Équité salariale:des milliers de travailleuses attendent encore, déplore le SCFP

MONTRÉAL – À l’occasion du 8 mars, le Syndicat canadien de la fonction publique (SCFP) a tenu à dénoncer le fait que le règlement du dossier de l’équité salariale pour les travailleuses qui oeuvrent en éducation et en santé tarde depuis plus de six ans.

Il reste un peu plus de 50 catégories d’emplois féminins, soit des dizaines de milliers de travailleuses qui attendent qu’un «ajustement» salarial leur soit versé pour corriger le fait qu’elles sont sous-payées, a déploré au cours d’une conférence de presse Mélanie Gougeon, conseillère au service d’évaluation du SCFP, affilié à la FTQ.

Ce sont donc six ans de paiements de rétroactivité qu’elles n’ont pas encore touchés.

«En cette Journée internationale des femmes, on s’est dit qu’il était temps que le gouvernement bouge. Ç’aurait été une belle occasion de nous convoquer pour régler ce dossier-là. En santé, en éducation, ce sont des dizaines de milliers de travailleuses qui ne sont pas payées à leur juste valeur pour du travail qu’elles font au quotidien auprès de vos familles, de vos enfants, de vos parents», a plaidé Mme Gougeon.
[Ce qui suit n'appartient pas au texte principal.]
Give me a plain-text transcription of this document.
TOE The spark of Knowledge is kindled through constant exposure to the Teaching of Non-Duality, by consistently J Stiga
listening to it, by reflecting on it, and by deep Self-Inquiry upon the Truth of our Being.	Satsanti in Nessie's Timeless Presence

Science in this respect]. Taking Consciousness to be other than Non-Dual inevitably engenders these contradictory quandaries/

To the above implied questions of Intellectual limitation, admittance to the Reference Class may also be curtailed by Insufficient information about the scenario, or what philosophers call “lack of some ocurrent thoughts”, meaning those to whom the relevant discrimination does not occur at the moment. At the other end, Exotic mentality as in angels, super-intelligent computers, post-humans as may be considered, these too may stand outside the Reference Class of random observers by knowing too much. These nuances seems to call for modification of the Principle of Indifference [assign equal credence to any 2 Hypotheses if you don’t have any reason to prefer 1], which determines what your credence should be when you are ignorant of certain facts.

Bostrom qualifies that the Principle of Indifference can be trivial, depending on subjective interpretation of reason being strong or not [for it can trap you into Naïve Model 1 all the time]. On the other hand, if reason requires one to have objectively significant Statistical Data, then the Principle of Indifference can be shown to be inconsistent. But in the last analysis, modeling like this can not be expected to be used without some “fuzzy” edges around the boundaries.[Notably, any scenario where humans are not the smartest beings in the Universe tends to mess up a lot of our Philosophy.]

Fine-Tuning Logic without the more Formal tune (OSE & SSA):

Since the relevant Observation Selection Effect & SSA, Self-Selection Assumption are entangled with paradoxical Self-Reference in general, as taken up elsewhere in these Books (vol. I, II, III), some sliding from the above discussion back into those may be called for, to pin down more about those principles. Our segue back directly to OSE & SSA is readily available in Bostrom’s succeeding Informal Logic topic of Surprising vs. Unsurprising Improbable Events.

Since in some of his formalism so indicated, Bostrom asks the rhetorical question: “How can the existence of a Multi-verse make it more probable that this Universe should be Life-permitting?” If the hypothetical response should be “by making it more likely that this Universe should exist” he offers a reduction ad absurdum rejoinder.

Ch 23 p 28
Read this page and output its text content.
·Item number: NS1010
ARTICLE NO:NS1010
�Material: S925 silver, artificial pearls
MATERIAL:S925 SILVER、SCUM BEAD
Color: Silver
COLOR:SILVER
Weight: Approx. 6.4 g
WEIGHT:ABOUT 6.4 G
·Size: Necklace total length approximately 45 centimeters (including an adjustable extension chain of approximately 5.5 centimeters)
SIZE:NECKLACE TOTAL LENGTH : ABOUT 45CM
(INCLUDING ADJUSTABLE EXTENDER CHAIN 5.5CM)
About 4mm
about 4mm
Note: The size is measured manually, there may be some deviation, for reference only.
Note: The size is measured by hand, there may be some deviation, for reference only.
Il s’agit par exemple d’agentes administratives, de techniciennes en administration, de secrétaires d’école, d’auxiliaires en santé et services sociaux, de conseillères en orientation, d’orthophonistes-audiologistes.

Le SCFP-Québec reproche au Conseil du trésor de faire traîner en longueur le dossier, plutôt que de verser les sommes dues.

Le gouvernement a déjà fait valoir qu’il s’agissait d’un dossier complexe, qu’il y avait eu de nombreuses séances de discussions.

De plus, il devait aussi concentrer ses efforts sur la négociation avec les secteurs public et parapublic, en 2015. Puis, en 2016-2017, un autre remue-ménage a touché le secteur de la santé et des services sociaux: la période de votes d’accréditation syndicale, rendue nécessaire par les fusions des établissements de santé.

Mme Gougeon affirme ne pas comprendre ce dernier argument des votes d’accréditation syndicale dans la santé, puisque les travailleuses qui toucheraient éventuellement un ajustement salarial le toucheraient, peu importe l’organisation syndicale à laquelle elles sont rattachées.

«Ça fait six ans qu’on attend pour ces règlements-là; ça n’a pas de maudit bon sens!» a tonné le directeur québécois du SCFP, Marc Ranger.

«Si le gouvernement avait montré la même hâte qu’il a démontrée dans le dossier des médecins spécialistes, ou dans sa dernière loi spéciale au niveau des juristes de l’État», le dossier de l’équité salariale aurait été réglé pour des dizaines de milliers de travailleuses, a protesté M. Ranger.